Prince Robert thought of his words as he started to relax his clean-shaven, carefully balmed face into an easy smile and took off his helm. The promise of the most powerful magic money could buy was duly delivered as the glimmering light ball soared into the air, meeting the approaching dragon high above, forcing it into a heavy sleep as the distance was rapidly eaten away by its hungry flight. It couldn’t have been as hungry as those peasants were who paid the price, though. Those idiots met their death a lot quicker.  

The prince glanced back at the tower trying to glimpse his lady, screaming for help in the window just a minute ago, lifted his sword and advanced on the unconsciously lying magnificent beast. Every step took him closer to the dream he’d been cradling for this past year or so and he fancied he could already taste the victory in his mouth. Thus when the arrowhead punched through his throat, mixing the flavour with the salty tang of mortality, his eyes widened in disbelief.
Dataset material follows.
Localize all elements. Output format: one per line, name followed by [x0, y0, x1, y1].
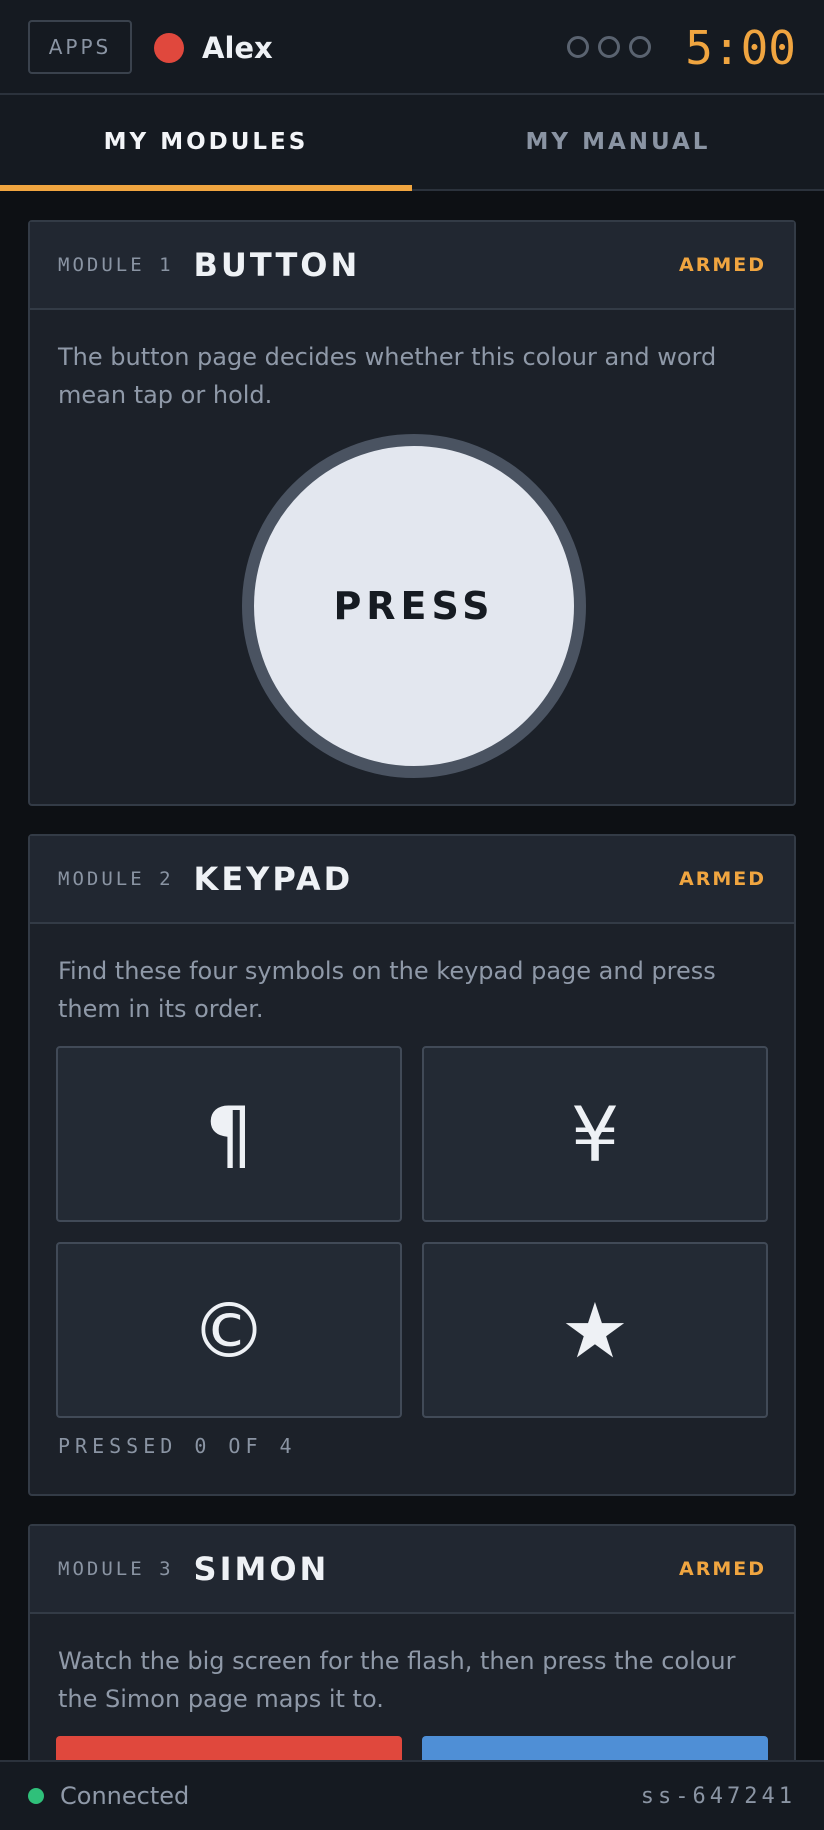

He slowly fell to his knees, as the princess ran past him.

‘Gregor, you liar!’ he thought bitterly, watching the fair maiden throwing the crossbow aside and lovingly cradling the monster’s neck, covering the rough scales in gentle kisses. He hated all of them in that moment, as his life and dreams slipped away in ragged breaths from him, but most of all he despised the conspiring magician and his false words. The words whose truth remained constant even as their meaning changed in his eyes.